Part of the emerging architecture for a return to the moon is a Deep Space Station that would be deployed in cis-lunar space. The idea is that astronauts would ride to the DPS or, as some call it, the Deep Space Gateway in an Orion spacecraft. Then they will ride a reusable lunar lander the rest of the way to the moon’s surface. The DPS would eventually serve as a refueling depot with rocket propellant refined by lunar water brought up from the surface to be used to top off spacecraft headed for destinations such as Mars.

Bigelow Aerospace, in the spirit of not waiting for NASA to sort things out, proposes to deploy just such a Deep Space Station, which the company refers to as a lunar depot, by 2022 in low lunar orbit.

Bigelow has partnered with United Launch Alliance to get the station put into place,

A ULA Vulcan delivers a Bigelow B330 into orbit

Bigelow proposes that an inflatable B330 be launched into low Earth orbit by a ULA Vulcan launch vehicle.

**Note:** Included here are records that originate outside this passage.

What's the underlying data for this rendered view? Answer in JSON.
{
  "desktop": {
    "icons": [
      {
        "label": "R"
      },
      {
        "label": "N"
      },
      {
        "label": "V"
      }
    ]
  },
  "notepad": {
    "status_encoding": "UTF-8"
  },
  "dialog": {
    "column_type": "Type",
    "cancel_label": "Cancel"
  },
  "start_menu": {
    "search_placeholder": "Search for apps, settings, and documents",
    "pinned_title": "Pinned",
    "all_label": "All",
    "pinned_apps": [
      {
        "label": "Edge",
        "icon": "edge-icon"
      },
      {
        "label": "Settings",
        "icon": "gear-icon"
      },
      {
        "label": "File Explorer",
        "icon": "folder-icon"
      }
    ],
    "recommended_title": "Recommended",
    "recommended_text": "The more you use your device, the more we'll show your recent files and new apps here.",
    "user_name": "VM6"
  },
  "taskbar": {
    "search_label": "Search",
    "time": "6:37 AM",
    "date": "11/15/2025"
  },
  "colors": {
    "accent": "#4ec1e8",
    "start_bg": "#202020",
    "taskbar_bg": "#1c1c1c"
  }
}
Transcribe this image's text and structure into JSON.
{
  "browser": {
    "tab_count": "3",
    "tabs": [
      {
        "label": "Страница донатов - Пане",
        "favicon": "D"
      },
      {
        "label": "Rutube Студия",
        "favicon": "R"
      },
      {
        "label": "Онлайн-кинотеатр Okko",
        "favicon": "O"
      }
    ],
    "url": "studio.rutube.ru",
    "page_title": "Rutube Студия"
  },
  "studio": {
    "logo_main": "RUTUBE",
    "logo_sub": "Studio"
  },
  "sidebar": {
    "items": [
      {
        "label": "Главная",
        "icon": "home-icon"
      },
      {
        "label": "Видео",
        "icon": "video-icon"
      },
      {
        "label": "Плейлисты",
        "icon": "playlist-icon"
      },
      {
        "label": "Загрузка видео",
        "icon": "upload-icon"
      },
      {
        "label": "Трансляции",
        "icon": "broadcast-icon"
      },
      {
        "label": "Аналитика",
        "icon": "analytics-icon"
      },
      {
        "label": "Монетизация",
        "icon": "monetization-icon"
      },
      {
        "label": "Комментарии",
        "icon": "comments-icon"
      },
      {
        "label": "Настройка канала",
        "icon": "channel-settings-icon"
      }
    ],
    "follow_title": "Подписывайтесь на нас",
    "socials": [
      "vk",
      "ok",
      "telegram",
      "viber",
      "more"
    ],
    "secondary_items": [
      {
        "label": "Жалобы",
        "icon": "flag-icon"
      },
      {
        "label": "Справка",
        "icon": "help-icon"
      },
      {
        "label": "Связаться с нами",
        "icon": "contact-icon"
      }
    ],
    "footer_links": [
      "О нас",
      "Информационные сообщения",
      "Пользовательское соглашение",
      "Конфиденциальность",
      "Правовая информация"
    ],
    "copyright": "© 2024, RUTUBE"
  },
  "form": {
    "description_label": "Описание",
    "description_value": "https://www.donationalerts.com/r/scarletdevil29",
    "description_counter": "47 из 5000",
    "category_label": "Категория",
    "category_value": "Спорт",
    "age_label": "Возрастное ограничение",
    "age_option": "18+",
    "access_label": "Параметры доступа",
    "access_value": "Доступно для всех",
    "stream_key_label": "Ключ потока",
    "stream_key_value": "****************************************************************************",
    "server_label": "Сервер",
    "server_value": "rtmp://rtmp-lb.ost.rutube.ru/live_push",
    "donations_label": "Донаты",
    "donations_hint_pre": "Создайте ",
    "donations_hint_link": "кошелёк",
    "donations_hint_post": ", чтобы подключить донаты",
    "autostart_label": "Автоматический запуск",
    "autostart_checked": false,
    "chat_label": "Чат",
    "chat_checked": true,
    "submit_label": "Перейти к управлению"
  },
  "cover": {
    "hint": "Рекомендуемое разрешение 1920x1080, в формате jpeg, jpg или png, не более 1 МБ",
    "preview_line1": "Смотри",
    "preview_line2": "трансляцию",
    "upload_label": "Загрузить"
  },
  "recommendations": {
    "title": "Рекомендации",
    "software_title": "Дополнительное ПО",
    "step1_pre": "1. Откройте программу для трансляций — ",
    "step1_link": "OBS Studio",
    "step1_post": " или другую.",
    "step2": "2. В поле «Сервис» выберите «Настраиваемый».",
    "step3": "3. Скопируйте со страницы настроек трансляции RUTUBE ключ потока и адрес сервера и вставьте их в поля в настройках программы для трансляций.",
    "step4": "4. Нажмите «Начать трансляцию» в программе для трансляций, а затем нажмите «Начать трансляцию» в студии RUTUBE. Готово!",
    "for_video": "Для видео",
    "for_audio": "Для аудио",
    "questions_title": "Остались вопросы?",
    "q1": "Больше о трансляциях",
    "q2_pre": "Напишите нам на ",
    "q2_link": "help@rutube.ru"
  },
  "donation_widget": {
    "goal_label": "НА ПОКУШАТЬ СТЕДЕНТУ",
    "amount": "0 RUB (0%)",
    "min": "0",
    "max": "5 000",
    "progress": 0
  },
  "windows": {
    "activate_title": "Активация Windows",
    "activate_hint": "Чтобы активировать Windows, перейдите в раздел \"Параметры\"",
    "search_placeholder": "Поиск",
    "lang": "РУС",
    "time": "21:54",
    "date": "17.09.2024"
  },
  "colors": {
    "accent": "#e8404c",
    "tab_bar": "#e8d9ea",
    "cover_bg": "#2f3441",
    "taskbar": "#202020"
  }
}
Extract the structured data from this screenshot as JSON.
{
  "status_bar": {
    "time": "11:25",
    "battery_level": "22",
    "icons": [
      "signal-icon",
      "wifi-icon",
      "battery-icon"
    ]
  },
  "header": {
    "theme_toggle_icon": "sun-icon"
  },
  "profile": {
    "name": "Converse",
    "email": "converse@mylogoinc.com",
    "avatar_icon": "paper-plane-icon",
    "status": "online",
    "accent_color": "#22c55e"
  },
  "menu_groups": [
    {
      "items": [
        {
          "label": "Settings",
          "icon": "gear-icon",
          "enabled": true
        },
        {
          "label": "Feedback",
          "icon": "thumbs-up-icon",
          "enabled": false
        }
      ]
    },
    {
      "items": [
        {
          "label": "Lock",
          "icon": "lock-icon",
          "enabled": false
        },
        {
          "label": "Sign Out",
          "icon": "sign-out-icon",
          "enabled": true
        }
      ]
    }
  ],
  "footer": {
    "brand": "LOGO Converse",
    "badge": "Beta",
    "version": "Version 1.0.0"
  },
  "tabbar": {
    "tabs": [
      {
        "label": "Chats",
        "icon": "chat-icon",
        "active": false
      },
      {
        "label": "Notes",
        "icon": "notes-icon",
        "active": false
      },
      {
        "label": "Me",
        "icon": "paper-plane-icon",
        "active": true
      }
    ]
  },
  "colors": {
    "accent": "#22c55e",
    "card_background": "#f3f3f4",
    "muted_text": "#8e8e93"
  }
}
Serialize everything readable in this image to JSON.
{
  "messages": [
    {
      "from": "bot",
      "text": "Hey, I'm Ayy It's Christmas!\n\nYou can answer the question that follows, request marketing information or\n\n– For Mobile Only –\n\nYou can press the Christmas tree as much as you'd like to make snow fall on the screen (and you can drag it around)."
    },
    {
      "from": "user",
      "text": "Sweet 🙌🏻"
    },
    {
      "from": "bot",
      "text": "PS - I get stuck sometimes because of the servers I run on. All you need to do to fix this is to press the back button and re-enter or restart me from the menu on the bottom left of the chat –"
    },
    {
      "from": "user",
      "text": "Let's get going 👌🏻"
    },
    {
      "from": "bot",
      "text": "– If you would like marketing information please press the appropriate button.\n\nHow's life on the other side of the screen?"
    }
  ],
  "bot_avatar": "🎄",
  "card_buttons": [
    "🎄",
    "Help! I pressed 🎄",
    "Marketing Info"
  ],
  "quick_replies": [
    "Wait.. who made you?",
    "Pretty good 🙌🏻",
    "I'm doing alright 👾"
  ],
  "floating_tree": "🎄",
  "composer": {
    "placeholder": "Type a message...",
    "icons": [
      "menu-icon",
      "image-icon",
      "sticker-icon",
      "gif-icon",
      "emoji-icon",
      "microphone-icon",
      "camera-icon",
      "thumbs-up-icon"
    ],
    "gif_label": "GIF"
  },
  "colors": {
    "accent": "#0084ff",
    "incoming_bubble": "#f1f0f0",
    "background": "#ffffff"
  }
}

The B330 provides 330 cubic meters of volume, life support, fuel storage, power system, two docking ports, and an EVA airlock. The inflatable space station can accommodate up to six astronauts.

The Vulcan is United Launch Alliance’s planned next-generation launch vehicle and is the company’s answer to the SpaceX Falcon Heavy and the Blue Origin New Glenn. The launch vehicle will initially use a Centaur upper stage when it first launches in 2019 but will eventually change to an Advanced Cryogenic Evolved Stage (ACES), which will double as a space tug when it is refueled.

Taking the B330 to lunar orbit

The plan is to deployed and inflate the B330 in low Earth orbit. Then Bigelow will outfit the inflatable space station and test its systems. Once that task is done, the B330 would be blasted into low lunar orbit using an attached ACES rocket in a series of maneuvers. Thus, NASA and any other customer government or private that cares to use it will be presented with a ready-made lunar depot at what must be assumed to be at reasonable rates.

Reality check

Getting the lunar depot ready and deployed by 2022 would undoubtedly be adhering to an aggressive schedule. ULA suggests that the ACES may not be available until the “mid-2020s” which would undoubtedly push the deployment of the lunar depot out to the mid to late 2020s. However, if the deployment schedule slips to the right, the Bigelow-ULA partnership will not be the first for that to happen.